O braço líbio do grupo jihadista Estado Islâmico (EI) ainda conta com pelo menos mil homens armados de diversas nacionalidades no centro da Líbia

Teresinha

30 de agosto de 2017 às 16:08


Estado Islâmico
Estado Islâmico

O braço líbio do grupo jihadista Estado Islâmico (EI) ainda conta com pelo menos mil homens armados de diversas nacionalidades no centro da Líbia, declarou nesta quarta-feira (30) o general Mohammed al Ghosari, porta-voz da aliança de milícias de Misrata, que liberou a cidade líbia de Sirte. 

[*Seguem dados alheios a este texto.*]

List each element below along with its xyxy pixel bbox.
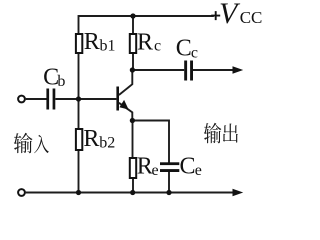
capacitor Cc plates [184,61,187,81]
wire bottom ground rail [26,192,235,194]
resistor Rb1 body [76,34,82,53]
junction node emitter [130,118,135,123]
svg-text:c: c [154,37,161,54]
wire Rb1 branch top [78,15,80,34]
wire top supply rail [79,15,214,17]
wire emitter node right then down to Ce [132,121,169,163]
arrow output bottom [233,189,244,196]
junction node Rb2 at ground rail [76,190,81,195]
junction node base [76,96,81,101]
svg-text:b1: b1 [100,38,116,55]
junction node on top rail [130,13,135,18]
wire Ce bottom to ground rail [168,172,170,193]
svg-text:c: c [191,44,198,61]
svg-text:e: e [152,162,159,179]
wire Re bottom to ground rail [132,179,134,193]
svg-text:CC: CC [240,8,263,27]
wire collector node to Cc [132,69,184,71]
wire emitter node down to Re [132,121,134,159]
wire Cb to transistor base [55,98,116,100]
wire Rc branch top [132,16,134,34]
resistor Rc body [130,34,136,53]
svg-text:C: C [180,154,196,180]
svg-text:C: C [176,36,192,62]
arrow output top [233,66,244,73]
label shuchu (output) [204,123,238,144]
transistor Q1 [116,70,132,121]
svg-text:b: b [57,73,65,90]
wire Rb2 bottom to ground rail [78,150,80,193]
junction node Ce at ground rail [166,190,171,195]
svg-text:R: R [83,126,99,152]
svg-text:R: R [137,154,153,180]
wire Rb1 bottom to base node to Rb2 top [78,53,80,129]
svg-text:b2: b2 [99,135,115,152]
capacitor Cb plates [46,89,49,110]
wire Rc bottom to collector node [132,53,134,70]
svg-text:e: e [195,162,202,179]
svg-text:R: R [137,30,153,56]
label +Vcc supply [211,11,220,20]
resistor Re body [130,158,136,178]
junction node Re at ground rail [130,190,135,195]
wire input terminal to Cb [26,98,47,100]
terminal input bottom [18,189,25,196]
wire Cc to output arrow [193,69,235,71]
svg-text:R: R [84,29,100,55]
label shuru (input) [14,133,49,153]
terminal input top [18,96,25,103]
capacitor Ce plates [160,162,179,165]
resistor Rb2 body [76,129,82,150]
junction node collector [130,67,135,72]
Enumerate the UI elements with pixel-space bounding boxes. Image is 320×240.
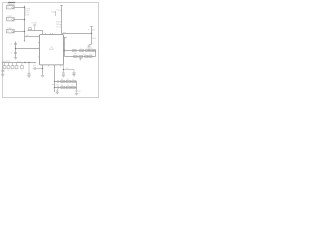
connector J1 — [7, 4, 15, 9]
ground for C2 rail — [14, 58, 18, 60]
svg-text:J1: J1 — [7, 7, 9, 9]
junction C19 — [42, 68, 43, 69]
resistor RN row 1 — [3, 63, 6, 69]
VCC rail tap 2 — [56, 24, 61, 26]
ground under cap chain B — [56, 92, 59, 94]
cap C15 right-bottom — [63, 70, 75, 75]
bus rail — [24, 6, 26, 42]
resistor RN row 3 — [11, 63, 14, 69]
VCC rail tap 1 — [56, 21, 61, 24]
ground chain right — [75, 93, 79, 95]
VCC rail top — [57, 6, 63, 34]
chain2 value labels — [84, 54, 92, 56]
resistor RN row 2 — [7, 63, 10, 69]
wire U1 bottom pin to C19 — [42, 65, 44, 75]
junction J1/bus — [24, 7, 25, 8]
capacitor C17 — [28, 63, 31, 76]
wire J3 to bus — [14, 31, 24, 33]
connector J2 — [7, 16, 15, 21]
polarized cap C18 — [1, 63, 5, 75]
resistor R5 — [73, 50, 77, 52]
svg-text:C19: C19 — [33, 66, 36, 68]
ground under C17 — [27, 76, 31, 78]
svg-text:MCU12: MCU12 — [49, 49, 54, 51]
wire VCC rail to right rail — [62, 33, 92, 35]
connector J3 — [7, 28, 15, 33]
resistor row value labels — [3, 70, 22, 72]
junction chain A — [54, 81, 55, 82]
svg-text:VDD1: VDD1 — [92, 38, 96, 40]
junction rail/C17 — [28, 62, 29, 63]
inductor L2 — [93, 50, 96, 52]
svg-text:C13: C13 — [89, 54, 92, 56]
U1 right pin wire ANT1 — [63, 37, 66, 39]
junction J3/bus — [24, 31, 25, 32]
junction rail/wire — [15, 48, 16, 49]
capacitor C13 — [89, 56, 92, 58]
svg-text:Y1 16M: Y1 16M — [31, 23, 37, 25]
svg-text:C1: C1 — [10, 43, 12, 45]
chain1 value labels — [80, 48, 92, 50]
net stub tap 1 — [25, 8, 31, 11]
capacitor C1 — [10, 43, 17, 45]
wire crystal to U1 top pin — [28, 31, 43, 35]
junction match — [64, 50, 65, 51]
svg-text:1k: 1k — [21, 70, 23, 72]
svg-text:DVD: DVD — [56, 24, 60, 26]
wire U1 pin54 down — [54, 65, 56, 92]
junction chain B — [54, 87, 55, 88]
junction J2/bus — [24, 19, 25, 20]
junction right rail — [91, 33, 92, 34]
net stub tap 3 — [25, 13, 29, 15]
bus arrow end — [24, 40, 26, 42]
capacitor C2 — [10, 52, 17, 54]
resistor R7 — [66, 80, 70, 82]
matching chain wire 1 — [63, 50, 95, 52]
svg-text:VIO: VIO — [56, 27, 59, 29]
bottom rail — [2, 62, 35, 64]
svg-text:3V3: 3V3 — [51, 12, 54, 14]
wire J1 to bus — [14, 7, 24, 9]
title block — [8, 2, 15, 6]
power flag right — [88, 27, 96, 34]
diode D2 — [72, 86, 76, 88]
chain A wire — [55, 81, 77, 83]
wire left cap rail to U1 — [16, 48, 40, 50]
sheet border frame — [3, 3, 99, 98]
svg-text:C2: C2 — [10, 52, 12, 54]
capacitor C12 — [85, 56, 88, 58]
capacitor C11 — [74, 53, 78, 57]
U1 left pin stubs — [38, 43, 40, 58]
svg-text:OUT: OUT — [56, 84, 59, 86]
inductor FB1 on rail — [17, 61, 21, 64]
diode D1 — [72, 80, 76, 82]
U1 top pin stubs — [46, 33, 53, 35]
svg-text:VCC: VCC — [57, 10, 61, 12]
svg-text:TX: TX — [27, 13, 29, 15]
resistor R3 — [21, 63, 24, 69]
inductor L1 — [80, 50, 84, 52]
power stub net label — [51, 11, 56, 16]
chainA value labels — [61, 79, 74, 81]
inductor L3 — [79, 56, 83, 58]
cap below chain B — [56, 89, 58, 92]
ground under U1 pin — [41, 75, 45, 77]
svg-text:AVD: AVD — [56, 21, 60, 24]
capacitor C10 — [90, 50, 93, 52]
wire bus to U1 left pin — [25, 36, 40, 38]
capacitor C9 — [86, 50, 89, 52]
ground under C15 — [72, 75, 76, 77]
chain B wire — [55, 87, 77, 89]
op IC U1 — [40, 35, 64, 65]
rail end arrow — [35, 62, 37, 64]
resistor R9 — [66, 86, 70, 88]
net stub tap 4 — [25, 15, 30, 17]
crystal Y1 — [29, 23, 38, 31]
chainB value labels — [61, 85, 74, 87]
ground under C14 — [62, 75, 66, 77]
junction C14/C15 — [63, 69, 64, 70]
svg-text:3V: 3V — [88, 29, 90, 31]
capacitor C19 series — [33, 66, 43, 70]
svg-text:1k: 1k — [15, 70, 17, 72]
wire J2 to bus — [14, 19, 24, 21]
U1 bottom pin stubs — [49, 65, 61, 66]
ground under C18 — [1, 74, 5, 76]
right vertical net — [64, 38, 66, 57]
vertical joining chains — [95, 51, 97, 57]
svg-text:1k: 1k — [7, 70, 9, 72]
svg-text:SDA: SDA — [27, 8, 30, 11]
svg-text:J2: J2 — [7, 19, 9, 21]
capacitor C21 — [57, 86, 58, 88]
resistor R6 — [61, 80, 65, 83]
vertical joining chains right — [76, 82, 78, 90]
decoupling rail — [15, 42, 17, 58]
svg-text:RX: RX — [27, 15, 29, 17]
svg-text:ANT: ANT — [63, 31, 66, 34]
ground chain2 — [79, 58, 82, 61]
svg-text:SCL: SCL — [27, 11, 30, 13]
svg-text:J3: J3 — [7, 31, 9, 33]
net stub tap 2 — [25, 11, 31, 13]
capacitor C20 — [57, 80, 58, 82]
right rail lower — [91, 34, 93, 45]
capacitor C8 on right rail — [88, 45, 92, 51]
resistor R8 — [61, 86, 65, 88]
svg-text:R6: R6 — [61, 82, 63, 84]
junction rail/C16 — [24, 62, 25, 63]
svg-text:1k: 1k — [11, 70, 13, 72]
VCC rail tap 3 — [56, 27, 61, 29]
svg-text:+: + — [4, 70, 5, 72]
svg-text:C22: C22 — [78, 91, 81, 93]
svg-text:U1: U1 — [51, 47, 53, 49]
net label bottom — [52, 84, 54, 86]
cap below U1 right corner — [62, 65, 69, 75]
resistor R2 — [15, 63, 18, 69]
transistor Q1 marks — [76, 89, 81, 93]
matching chain wire 2 — [65, 56, 96, 58]
svg-text:VD: VD — [92, 30, 95, 32]
U1 right pin stubs — [63, 43, 64, 45]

O oficial descartou no entanto, em declarações à imprensa, a realização de uma operação bélica contra o EI nas posições recuperadas no sul da cidade. "Esta região fica fora da jurisdição das nossas forças. A nossa missão se limita a garantir a segurança no território entre Sirte e Misrata", comentou.

Essas declarações ocorrem apenas dois dias após a agência Amaq, órgão de propaganda do EI, divulgar um vídeo que mostra como o braço líbio do grupo criou novos postos de controle em uma estrada que liga o oásis de Kufra e a cidade costeira de Abuqrim, situada entre Sirte e Misrata.

Representantes militares locais e analistas internacionais advertem que o braço líbio do EI conseguiu se reorganizar no centro-norte da Líbia apenas nove meses após ser expulso de Sirte. Este ressurgimento levou as Bunyan al Marsous, forças próximas ao governo de unidade sustentado pela ONU em Trípoli e comandadas pela cidade de Misrata, a decretarem estado de alerta máximo no final de julho.

Essas forças acusam o general Khalifa Hafter - apoiado pela Rússia, Egito e Emirados Árabes - de se eximir do problema na região e utilizar a ameaça do Estado Islâmico para seus propósitos políticos, como ocorreu durante o cerco a Sirte.

O general, um ex-integrante da cúpula militar que levou Muammar Kaddafi ao poder e que anos depois, recrutado pela CIA, se tornou o principal opositor do regime no seu exílio nos Estados Unidos, não tomou parte na operação de reconquista de Sirte. No entanto, ele aproveitou os bombardeios americanos e o avanço das tropas de Misrata para tomar os portos vizinhos de Sidra e Ras Lanuf, vitais para a exploração da indústria petroleira da Líbia.